When one of the remaining members of the crew—Adam, his name a wicked twist on biblical allusion—walks into the sea and drowns himself on “Rocks in my Pocket,” the pathos is wrenching: “Some people name their cars or their guitars,” he comments on the eponymous stones, “Some things are too fragile to name.” Ditto when the album’s unnamed, 16-year-old protagonist asks Peter Balkan, “Will you lie still while I reapply your bandage?” Darnielle shows the thinness of the line between rite of passage and funeral rite. We’re made to think of how global warming-related disasters instantaneously transform hum-drum lives into mortal battles with nature. “It’s time for you to go/But you never lost your glow,” Darnielle laments in the stirring “Your Glow,” which he expands to encompass the whole globe: “If there’s nothing left but water/Then let water be enough.” The human spirit preserves, just as the world will keep turning in the absence of people.

This conceit is weighty, sometimes profound, and also pat for a songwriter who has created towering dramas with more quotidian stakes —the aging of the counterculture, which he depicted with exceptional poignance on 2015’s Goths, or the horror of living with an abusive stepfather, a theme that courses through 2005’s classic The Sunset Tree. These works are sinuous, robust and thick with implication, while Through This Fire proceeds with event after event, and even as Darnielle’s words cut to the quick, we feel as if his songcraft glides across the surface. Take closer “Broken to Begin With,” with its swelling guitar solo that echoes his friends in the Hold Steady. Presumably in the waning minutes of his existence on earth, the adolescent speaker pictures his campsite discovered in years to come by “Men of old who sailed the seas.” The notion of a civilization destroying itself to rise again in a pre-industrial mode is crushingly resonant, but its exploration of the mysteries of existence feels too predetermined. An abrupt restatement of the chorus of “Cold At Night” finishes the LP and only contributes to its overall air of slightness.
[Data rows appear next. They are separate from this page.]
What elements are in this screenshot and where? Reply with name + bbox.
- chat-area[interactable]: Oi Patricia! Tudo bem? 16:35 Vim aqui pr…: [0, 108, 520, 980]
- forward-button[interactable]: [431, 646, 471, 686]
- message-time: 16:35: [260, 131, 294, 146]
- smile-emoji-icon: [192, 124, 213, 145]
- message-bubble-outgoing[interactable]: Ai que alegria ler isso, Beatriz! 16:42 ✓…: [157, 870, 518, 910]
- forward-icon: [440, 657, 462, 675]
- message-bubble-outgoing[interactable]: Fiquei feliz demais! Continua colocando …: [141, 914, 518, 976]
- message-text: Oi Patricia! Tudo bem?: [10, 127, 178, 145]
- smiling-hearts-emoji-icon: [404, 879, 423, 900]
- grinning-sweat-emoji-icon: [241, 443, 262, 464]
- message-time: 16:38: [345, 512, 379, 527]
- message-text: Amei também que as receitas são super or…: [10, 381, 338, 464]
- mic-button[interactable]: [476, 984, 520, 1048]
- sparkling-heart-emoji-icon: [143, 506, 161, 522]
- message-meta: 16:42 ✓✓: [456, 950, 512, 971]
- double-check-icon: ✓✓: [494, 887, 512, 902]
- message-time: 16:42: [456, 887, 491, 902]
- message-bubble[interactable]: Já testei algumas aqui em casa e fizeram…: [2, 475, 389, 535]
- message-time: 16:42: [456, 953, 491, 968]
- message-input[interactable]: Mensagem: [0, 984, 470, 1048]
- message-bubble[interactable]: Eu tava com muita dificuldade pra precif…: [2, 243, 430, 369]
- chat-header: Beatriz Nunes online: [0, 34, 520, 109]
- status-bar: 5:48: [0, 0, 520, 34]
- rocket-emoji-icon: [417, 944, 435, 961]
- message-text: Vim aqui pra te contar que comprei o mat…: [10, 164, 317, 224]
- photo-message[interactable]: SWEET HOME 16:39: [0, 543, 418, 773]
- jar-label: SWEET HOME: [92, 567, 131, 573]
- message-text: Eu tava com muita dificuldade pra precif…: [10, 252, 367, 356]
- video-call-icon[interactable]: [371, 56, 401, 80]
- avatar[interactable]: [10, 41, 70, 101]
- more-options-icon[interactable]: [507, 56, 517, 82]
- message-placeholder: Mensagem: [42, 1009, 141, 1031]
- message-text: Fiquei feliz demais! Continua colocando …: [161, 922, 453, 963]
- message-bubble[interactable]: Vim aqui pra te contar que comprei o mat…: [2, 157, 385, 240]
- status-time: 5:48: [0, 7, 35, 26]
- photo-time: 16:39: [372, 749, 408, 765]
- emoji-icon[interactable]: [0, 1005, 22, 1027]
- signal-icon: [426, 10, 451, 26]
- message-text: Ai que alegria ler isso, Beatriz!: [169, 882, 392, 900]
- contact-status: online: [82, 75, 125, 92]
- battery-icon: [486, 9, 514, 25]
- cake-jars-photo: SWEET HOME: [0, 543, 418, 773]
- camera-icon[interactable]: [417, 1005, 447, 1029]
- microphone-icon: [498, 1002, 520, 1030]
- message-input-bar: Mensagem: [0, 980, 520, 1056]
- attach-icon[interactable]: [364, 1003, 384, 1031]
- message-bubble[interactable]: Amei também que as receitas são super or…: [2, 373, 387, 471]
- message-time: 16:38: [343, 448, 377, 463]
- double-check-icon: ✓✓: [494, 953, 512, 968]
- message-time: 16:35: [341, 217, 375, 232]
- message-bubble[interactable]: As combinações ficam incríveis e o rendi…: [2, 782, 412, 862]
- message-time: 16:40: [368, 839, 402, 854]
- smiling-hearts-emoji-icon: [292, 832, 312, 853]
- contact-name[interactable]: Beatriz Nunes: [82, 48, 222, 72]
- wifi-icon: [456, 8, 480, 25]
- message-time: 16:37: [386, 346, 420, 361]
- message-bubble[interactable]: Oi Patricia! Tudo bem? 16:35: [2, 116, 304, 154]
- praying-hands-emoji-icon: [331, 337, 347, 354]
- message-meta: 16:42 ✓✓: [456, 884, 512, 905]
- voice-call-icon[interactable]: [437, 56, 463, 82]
Through This Fire seems confused about whether it wants to reach for miniaturist genius or ambitious sweep—the Mountain Goats managed to achieve both in the past.

On occasion, Darnielle allows us to reach for our own connections, rather than setting them in our hands, wrapped in wisdom and a perfect sense of meter. “Everything that sinks will float,” he repeats in his relentless sing-song on “The Lady From Shanghai 2.” This statement envisions a poetic fate for the corpses of lost sailors, but it also resuscitates a memorable tidbit for fans: on the band’s last record, 2023’s Jenny From Thebes, the titular character, a woman devoted to protecting the threatened outcasts of West Texas, murders a ne’er-do-well landlord, stores his body in a water tower, and then sets him free, to “float downstream.” Death may be inevitable, but Darnielle casts out lifelines in his work, rescuing old motifs in order to refuse simple interpretations, tidy conclusions, and despair. And so his practice feels bottomless, while Through This Fire pushes ever forward as if its author had a destination in mind when he began the journey of writing. Such unswerving momentum is a mistake for which his immense skill can only partially compensate. The ocean, after all, is not just wide, it’s deep.